ROME, dimanche 21 juillet 2002 (ZENIT.org>Avvenire) – La loi du Kanun, qui prévoit de venger le sang par le sang, conditionne encore la vie de nombreux Albanais, surtout dans les montagnes du nord du pays. Le père Dionis Maka, un Franciscain âgé de 92 ans, a consacré toute sa vie à négocier avec les habitants de la région pour tenter d’éviter les drames qu’entraîne cette terrible loi du talion.
Selon le « code des montagnes », dans les régions comprises entre Scutari, Dukagjini et Lezhe « le sang ne reste jamais sans vengeance » (article 128) et l’homicide fait partie des cas vengés par le sang (article 125).
C’est en 1939 que le père Dionis Maka a sauvé sa première vie. Depuis, il a fait 116 réconciliations, par des moyens ingénieux permettant de contourner la loi du Kanun et profitant de certaines garanties établies par cette même loi.
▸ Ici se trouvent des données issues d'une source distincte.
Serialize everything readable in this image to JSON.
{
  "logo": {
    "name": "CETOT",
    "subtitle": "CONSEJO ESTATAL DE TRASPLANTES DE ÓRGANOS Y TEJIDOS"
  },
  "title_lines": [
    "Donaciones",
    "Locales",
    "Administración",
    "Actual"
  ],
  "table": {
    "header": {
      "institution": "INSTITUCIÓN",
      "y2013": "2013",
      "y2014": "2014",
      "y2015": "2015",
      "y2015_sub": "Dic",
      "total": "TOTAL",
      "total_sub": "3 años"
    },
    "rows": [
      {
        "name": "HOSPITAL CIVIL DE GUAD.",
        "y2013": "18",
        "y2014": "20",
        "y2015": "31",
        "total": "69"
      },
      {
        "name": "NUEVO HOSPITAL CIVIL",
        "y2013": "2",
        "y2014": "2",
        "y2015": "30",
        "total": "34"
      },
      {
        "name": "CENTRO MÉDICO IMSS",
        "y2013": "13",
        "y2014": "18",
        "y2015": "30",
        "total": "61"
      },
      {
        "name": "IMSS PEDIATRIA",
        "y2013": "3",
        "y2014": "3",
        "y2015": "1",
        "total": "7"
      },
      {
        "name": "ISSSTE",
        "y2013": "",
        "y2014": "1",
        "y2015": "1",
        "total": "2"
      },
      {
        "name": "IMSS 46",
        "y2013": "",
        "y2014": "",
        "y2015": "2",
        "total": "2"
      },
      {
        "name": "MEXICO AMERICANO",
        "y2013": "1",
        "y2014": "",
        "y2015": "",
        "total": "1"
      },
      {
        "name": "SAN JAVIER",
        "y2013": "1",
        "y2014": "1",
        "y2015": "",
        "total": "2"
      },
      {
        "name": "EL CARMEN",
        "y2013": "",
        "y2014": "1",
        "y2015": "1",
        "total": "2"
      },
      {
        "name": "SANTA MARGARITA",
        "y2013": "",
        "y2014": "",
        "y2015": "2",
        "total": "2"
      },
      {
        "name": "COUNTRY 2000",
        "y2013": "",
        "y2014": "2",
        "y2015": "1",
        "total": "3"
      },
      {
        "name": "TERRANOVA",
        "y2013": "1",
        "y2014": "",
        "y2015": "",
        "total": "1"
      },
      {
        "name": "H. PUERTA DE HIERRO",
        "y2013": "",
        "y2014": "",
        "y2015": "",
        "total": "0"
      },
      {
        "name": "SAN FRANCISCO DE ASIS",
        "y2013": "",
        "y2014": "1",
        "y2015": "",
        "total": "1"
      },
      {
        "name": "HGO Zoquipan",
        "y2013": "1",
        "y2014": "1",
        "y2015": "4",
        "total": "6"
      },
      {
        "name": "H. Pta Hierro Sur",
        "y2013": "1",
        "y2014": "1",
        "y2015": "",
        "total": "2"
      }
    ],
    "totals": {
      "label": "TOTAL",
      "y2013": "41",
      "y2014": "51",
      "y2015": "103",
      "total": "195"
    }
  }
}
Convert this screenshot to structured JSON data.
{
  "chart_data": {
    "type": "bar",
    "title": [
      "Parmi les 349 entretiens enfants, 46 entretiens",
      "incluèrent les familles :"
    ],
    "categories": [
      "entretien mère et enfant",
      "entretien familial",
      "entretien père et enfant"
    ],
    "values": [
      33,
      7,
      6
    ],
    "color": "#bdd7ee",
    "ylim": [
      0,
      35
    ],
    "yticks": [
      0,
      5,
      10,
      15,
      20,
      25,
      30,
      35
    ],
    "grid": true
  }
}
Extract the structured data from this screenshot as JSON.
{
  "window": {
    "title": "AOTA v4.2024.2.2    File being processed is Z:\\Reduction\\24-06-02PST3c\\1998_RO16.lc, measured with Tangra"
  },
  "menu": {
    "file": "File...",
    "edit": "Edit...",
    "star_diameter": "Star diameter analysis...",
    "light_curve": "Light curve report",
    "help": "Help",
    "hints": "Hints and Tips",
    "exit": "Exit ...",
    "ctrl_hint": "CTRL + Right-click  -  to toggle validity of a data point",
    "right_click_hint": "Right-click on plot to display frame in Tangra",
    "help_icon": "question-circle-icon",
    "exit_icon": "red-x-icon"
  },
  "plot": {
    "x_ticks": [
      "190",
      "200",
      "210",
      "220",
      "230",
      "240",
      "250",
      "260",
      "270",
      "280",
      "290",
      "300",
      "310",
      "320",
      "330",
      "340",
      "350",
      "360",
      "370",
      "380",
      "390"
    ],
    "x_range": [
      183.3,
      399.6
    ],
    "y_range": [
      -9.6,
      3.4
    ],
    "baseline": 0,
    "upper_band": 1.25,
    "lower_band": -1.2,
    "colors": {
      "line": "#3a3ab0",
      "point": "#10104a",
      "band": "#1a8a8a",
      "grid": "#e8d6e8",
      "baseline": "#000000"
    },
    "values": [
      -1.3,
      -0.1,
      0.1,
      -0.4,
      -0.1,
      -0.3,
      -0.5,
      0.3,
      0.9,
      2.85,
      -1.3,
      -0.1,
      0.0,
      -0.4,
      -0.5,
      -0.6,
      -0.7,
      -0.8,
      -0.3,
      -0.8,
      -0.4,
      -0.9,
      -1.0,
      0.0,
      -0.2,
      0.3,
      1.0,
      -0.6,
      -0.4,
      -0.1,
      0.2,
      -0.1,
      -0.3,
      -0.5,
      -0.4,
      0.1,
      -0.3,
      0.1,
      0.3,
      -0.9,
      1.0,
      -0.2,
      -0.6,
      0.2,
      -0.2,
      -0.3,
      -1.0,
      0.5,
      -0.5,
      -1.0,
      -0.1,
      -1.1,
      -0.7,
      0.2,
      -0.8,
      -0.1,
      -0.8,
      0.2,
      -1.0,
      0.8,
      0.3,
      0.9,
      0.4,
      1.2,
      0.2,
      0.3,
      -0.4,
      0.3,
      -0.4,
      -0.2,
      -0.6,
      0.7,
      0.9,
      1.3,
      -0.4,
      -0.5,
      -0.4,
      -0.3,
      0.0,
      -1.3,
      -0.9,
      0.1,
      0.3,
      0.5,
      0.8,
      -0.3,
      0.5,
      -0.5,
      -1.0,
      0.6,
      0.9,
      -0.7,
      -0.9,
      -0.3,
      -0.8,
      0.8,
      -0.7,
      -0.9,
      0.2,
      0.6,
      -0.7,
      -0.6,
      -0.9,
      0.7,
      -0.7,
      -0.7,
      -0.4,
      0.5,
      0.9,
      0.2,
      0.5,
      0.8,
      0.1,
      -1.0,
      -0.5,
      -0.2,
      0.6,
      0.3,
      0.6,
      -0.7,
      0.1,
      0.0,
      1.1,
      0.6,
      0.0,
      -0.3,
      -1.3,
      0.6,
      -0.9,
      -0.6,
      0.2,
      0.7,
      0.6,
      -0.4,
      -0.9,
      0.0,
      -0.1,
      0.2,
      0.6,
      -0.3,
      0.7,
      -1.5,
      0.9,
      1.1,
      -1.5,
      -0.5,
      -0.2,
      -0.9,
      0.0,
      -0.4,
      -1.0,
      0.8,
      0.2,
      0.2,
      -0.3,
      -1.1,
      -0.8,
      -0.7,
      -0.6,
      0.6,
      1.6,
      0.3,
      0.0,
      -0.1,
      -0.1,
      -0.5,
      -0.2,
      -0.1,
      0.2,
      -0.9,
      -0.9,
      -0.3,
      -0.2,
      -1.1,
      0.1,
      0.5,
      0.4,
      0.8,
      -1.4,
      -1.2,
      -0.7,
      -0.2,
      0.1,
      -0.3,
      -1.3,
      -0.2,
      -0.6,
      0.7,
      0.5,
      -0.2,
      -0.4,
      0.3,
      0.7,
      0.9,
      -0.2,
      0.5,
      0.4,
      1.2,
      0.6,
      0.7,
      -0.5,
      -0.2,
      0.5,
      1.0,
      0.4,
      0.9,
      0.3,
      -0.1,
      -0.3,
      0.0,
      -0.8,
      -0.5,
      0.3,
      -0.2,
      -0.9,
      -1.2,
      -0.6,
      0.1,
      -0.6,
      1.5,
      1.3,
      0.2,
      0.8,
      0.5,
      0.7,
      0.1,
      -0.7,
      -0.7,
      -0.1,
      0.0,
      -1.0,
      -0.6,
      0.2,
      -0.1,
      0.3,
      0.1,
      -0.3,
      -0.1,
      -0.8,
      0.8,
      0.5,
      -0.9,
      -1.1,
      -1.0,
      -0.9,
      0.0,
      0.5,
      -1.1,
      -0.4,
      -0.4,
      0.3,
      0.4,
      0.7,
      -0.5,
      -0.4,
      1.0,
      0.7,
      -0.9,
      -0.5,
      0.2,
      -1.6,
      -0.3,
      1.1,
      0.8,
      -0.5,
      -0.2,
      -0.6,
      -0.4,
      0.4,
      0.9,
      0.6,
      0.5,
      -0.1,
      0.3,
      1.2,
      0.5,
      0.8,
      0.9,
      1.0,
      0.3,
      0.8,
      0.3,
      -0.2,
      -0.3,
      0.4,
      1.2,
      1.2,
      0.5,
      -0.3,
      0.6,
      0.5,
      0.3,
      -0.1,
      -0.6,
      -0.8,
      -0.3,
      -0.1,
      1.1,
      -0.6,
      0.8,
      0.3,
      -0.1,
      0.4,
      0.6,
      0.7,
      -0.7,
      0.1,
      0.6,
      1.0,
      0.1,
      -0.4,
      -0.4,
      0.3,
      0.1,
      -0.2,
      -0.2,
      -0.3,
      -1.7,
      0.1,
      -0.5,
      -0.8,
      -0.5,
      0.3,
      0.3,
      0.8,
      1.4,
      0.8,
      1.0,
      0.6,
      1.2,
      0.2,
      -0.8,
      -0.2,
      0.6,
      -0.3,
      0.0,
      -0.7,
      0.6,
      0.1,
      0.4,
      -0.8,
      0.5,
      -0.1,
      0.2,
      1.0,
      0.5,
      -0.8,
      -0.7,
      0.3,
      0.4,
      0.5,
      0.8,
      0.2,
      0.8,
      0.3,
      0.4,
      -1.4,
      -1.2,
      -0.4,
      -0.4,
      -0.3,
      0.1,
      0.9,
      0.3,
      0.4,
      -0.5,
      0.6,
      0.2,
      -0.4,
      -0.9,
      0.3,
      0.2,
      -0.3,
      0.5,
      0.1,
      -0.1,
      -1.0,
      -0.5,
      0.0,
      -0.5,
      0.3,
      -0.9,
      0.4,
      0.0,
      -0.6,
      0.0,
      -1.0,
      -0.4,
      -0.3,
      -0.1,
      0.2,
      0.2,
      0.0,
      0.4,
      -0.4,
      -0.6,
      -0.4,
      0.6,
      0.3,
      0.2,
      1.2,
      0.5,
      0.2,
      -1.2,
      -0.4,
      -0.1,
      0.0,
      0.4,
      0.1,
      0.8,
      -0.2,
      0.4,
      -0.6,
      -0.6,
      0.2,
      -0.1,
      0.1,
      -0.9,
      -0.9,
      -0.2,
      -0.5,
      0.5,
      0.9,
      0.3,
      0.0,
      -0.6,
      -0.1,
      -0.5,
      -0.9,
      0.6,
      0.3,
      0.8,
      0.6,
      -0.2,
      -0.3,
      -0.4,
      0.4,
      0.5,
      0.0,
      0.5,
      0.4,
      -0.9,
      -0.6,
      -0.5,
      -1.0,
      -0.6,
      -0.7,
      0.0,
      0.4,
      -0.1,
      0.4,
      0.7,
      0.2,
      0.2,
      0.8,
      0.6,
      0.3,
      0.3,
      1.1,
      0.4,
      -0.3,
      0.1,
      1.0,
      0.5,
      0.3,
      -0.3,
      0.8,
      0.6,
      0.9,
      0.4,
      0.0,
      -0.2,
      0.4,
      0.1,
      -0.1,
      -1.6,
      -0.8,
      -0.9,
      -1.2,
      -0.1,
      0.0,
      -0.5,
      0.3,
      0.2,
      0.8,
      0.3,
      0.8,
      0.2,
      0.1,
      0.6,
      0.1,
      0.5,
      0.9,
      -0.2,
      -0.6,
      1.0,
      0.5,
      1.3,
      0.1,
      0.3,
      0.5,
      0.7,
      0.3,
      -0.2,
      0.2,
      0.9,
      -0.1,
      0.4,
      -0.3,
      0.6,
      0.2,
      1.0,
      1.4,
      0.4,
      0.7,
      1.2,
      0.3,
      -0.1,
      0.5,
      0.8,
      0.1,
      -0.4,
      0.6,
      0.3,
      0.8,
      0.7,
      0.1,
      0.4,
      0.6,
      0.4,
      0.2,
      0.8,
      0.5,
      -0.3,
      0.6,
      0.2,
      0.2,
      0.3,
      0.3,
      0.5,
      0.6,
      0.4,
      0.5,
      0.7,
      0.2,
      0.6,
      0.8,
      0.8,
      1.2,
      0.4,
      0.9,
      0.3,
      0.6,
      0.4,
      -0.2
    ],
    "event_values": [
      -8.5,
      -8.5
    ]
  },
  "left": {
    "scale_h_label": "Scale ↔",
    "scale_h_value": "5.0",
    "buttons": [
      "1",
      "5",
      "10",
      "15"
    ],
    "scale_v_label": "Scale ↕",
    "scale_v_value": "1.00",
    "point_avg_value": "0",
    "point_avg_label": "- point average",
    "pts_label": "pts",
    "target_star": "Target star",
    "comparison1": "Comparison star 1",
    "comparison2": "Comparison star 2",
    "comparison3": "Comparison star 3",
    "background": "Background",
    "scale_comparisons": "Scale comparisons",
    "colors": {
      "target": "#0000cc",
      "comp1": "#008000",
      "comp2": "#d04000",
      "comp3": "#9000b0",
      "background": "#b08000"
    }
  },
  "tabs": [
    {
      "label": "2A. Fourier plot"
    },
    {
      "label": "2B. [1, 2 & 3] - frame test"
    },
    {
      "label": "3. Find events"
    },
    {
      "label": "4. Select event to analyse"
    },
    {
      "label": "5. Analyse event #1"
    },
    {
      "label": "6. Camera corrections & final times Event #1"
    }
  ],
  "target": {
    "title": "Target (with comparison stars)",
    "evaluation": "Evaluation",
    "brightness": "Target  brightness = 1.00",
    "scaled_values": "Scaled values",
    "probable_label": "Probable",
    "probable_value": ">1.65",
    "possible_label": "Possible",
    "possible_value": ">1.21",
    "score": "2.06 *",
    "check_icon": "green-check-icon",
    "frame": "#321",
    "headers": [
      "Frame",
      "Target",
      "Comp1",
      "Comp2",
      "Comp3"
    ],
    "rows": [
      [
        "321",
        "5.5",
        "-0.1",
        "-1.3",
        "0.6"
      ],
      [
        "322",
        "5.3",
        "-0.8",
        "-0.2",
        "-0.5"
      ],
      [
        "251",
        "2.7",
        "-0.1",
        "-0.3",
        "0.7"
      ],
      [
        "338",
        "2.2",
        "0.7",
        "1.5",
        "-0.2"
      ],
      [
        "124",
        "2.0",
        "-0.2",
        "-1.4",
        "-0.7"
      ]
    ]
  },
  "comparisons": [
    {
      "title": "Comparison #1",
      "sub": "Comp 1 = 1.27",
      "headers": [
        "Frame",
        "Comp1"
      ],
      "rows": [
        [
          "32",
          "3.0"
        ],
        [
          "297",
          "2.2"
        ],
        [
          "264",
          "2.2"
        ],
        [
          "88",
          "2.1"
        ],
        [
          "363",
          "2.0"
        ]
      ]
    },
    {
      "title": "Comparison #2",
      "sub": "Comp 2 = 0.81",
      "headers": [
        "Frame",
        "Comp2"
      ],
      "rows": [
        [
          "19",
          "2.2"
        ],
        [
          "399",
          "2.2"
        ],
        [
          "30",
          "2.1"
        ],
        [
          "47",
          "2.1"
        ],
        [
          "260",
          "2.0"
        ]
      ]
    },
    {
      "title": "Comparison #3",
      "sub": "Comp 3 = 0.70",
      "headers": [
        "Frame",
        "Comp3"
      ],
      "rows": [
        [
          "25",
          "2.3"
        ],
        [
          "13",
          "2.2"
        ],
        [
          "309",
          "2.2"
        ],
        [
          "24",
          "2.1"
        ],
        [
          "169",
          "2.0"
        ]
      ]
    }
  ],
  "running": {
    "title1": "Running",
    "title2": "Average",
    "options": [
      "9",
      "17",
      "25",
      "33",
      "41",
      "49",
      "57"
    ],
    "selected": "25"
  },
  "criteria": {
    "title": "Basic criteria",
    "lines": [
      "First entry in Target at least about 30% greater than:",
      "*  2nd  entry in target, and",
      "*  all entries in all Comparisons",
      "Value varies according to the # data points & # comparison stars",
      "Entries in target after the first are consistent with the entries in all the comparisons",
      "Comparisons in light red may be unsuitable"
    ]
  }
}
L’article 4 par exemple, dit que « la personne du curé est inviolable » et que « le prêtre n’est pas soumis à la loi du sang ».
Pour éviter les vengeances, le père Maka a parfois recours à des compensations matérielles comme par exemple le don de têtes de bétail pour réconcilier les familles, mais aussi au message d’amour de l’Evangile.
« Dans ce triangle du Kanun, explique-t-il, il faut toujours se mouvoir avec beaucoup de discrétion pour ne pas choquer les mentalités ». Le père franciscain précise notamment qu’avant d’aborder les familles pour tenter de les réconcilier après un homicide, il essaie de mieux les connaître et de savoir qui sont leurs amis. « Je les contacte un par un et je leur demande s’ils sont disposés à m’aider. Je frappe à la porte de leurs maisons. Dieu merci, on ne m’a jamais rejeté ».
Selon la Loi du Kanun, la réconciliation est possible si l’homme qui a tué va demander pardon et si les personnes offensées acceptent son offre: douze bœufs pour une personne assassinée. Mais dans la pratique cela n’arrive que rarement car la personne qui a tué a souvent beaucoup de mal à vaincre son orgueil.
« Le Kanun est profondément antiévangélique et antijuridique, explique le père franciscain. Ce n’est pas un hasard si en Albanie le recours au Kanun ait diminué lorsque le pays a eu un Etat fort, capable de faire valoir ses propres lois ».